Define a SmartBucket in your application manifest:

application "demo-app" {
smartbucket "documents" {}
}

Run raindrop build generate to create the necessary files.

Accessing a SmartBucket

SmartBuckets are accessed through environment variables. The SmartBucket name from your manifest becomes an uppercase environment variable with underscores replacing dashes. This follows the same naming convention as other Raindrop resources, providing consistent access patterns across your application.

For example, smartbucket "documents" becomes env.DOCUMENTS. Once accessed, you can use both standard bucket operations and the enhanced search capabilities on the same interface, making it easy to integrate content discovery features into existing storage workflows.

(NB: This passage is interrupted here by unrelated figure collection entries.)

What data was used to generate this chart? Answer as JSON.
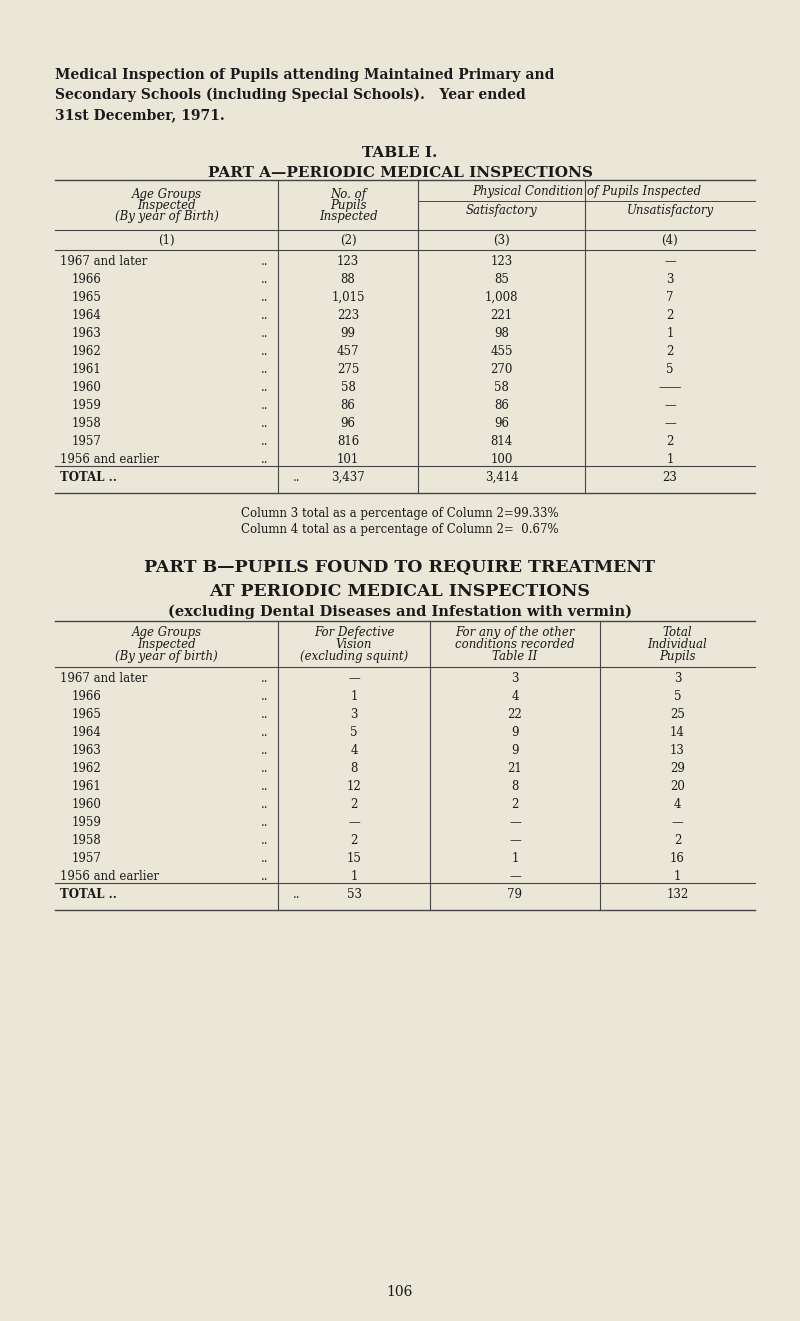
{
  "bg_color": "#eae6d8",
  "text_color": "#1a1a1a",
  "page_width": 8.0,
  "page_height": 13.21,
  "header_lines": [
    "Medical Inspection of Pupils attending Maintained Primary and",
    "Secondary Schools (including Special Schools).   Year ended",
    "31st December, 1971."
  ],
  "table1_title": "TABLE I.",
  "part_a_title": "PART A—PERIODIC MEDICAL INSPECTIONS",
  "part_a_rows": [
    [
      "1967 and later",
      "123",
      "123",
      "—"
    ],
    [
      "1966",
      "88",
      "85",
      "3"
    ],
    [
      "1965",
      "1,015",
      "1,008",
      "7"
    ],
    [
      "1964",
      "223",
      "221",
      "2"
    ],
    [
      "1963",
      "99",
      "98",
      "1"
    ],
    [
      "1962",
      "457",
      "455",
      "2"
    ],
    [
      "1961",
      "275",
      "270",
      "5"
    ],
    [
      "1960",
      "58",
      "58",
      "——"
    ],
    [
      "1959",
      "86",
      "86",
      "—"
    ],
    [
      "1958",
      "96",
      "96",
      "—"
    ],
    [
      "1957",
      "816",
      "814",
      "2"
    ],
    [
      "1956 and earlier",
      "101",
      "100",
      "1"
    ]
  ],
  "part_a_total": [
    "3,437",
    "3,414",
    "23"
  ],
  "part_a_footnote1": "Column 3 total as a percentage of Column 2=99.33%",
  "part_a_footnote2": "Column 4 total as a percentage of Column 2=  0.67%",
  "part_b_title1": "PART B—PUPILS FOUND TO REQUIRE TREATMENT",
  "part_b_title2": "AT PERIODIC MEDICAL INSPECTIONS",
  "part_b_subtitle": "(excluding Dental Diseases and Infestation with vermin)",
  "part_b_rows": [
    [
      "1967 and later",
      "—",
      "3",
      "3"
    ],
    [
      "1966",
      "1",
      "4",
      "5"
    ],
    [
      "1965",
      "3",
      "22",
      "25"
    ],
    [
      "1964",
      "5",
      "9",
      "14"
    ],
    [
      "1963",
      "4",
      "9",
      "13"
    ],
    [
      "1962",
      "8",
      "21",
      "29"
    ],
    [
      "1961",
      "12",
      "8",
      "20"
    ],
    [
      "1960",
      "2",
      "2",
      "4"
    ],
    [
      "1959",
      "—",
      "—",
      "—"
    ],
    [
      "1958",
      "2",
      "—",
      "2"
    ],
    [
      "1957",
      "15",
      "1",
      "16"
    ],
    [
      "1956 and earlier",
      "1",
      "—",
      "1"
    ]
  ],
  "part_b_total": [
    "53",
    "79",
    "132"
  ],
  "page_number": "106"
}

export default class extends Service<Env> {
async fetch(request: Request): Promise<Response> {
// Standard bucket operation
await this.env.DOCUMENTS.put(
'research-paper.pdf',
pdfBuffer,
{ httpMetadata: { contentType: 'application/pdf' } }
);
// SmartBucket search method
const results = await this.env.DOCUMENTS.search({
input: "climate change research",
requestId: "req-1"
});
return new Response(JSON.stringify(results));
}
}

Core Concepts

Search Results

Search methods return SearchResult objects containing content matches with relevance scores. These objects provide detailed information about where matches were found, including the source document, extracted text content, and relevance scoring to help you prioritize results. The score field uses a 0-1 scale where higher scores indicate stronger semantic similarity to your search query.

interface SearchResult {
chunkSignature?: string; // Unique identifier for content chunk
text?: string; // Extracted text content
source?: string | { object?: string }; // Source file reference
payloadSignature?: string; // Content payload identifier
score?: number; // Relevance score (0-1)
embed?: string; // Vector embedding reference
type?: string; // Content type classification
}

Pagination

Search operations return pagination information for accessing additional results. This allows you to handle large result sets efficiently by loading results in manageable pages, improving performance and user experience. The pagination system tracks the total number of available results and provides methods to navigate through multiple pages of search results.

interface PaginationInfo {
total: number; // Total available results
page: number; // Current page number
pageSize: number; // Results per page
totalPages: number; // Total available pages
hasMore: boolean; // More results available
}

Search Operations

Performs semantic search across all bucket content using natural language queries. This method analyzes the meaning and context of your search terms rather than just matching keywords, allowing you to find relevant content even when the exact words don’t appear in the documents. Results are ranked by semantic similarity and returned with relevance scores to help you identify the most pertinent matches.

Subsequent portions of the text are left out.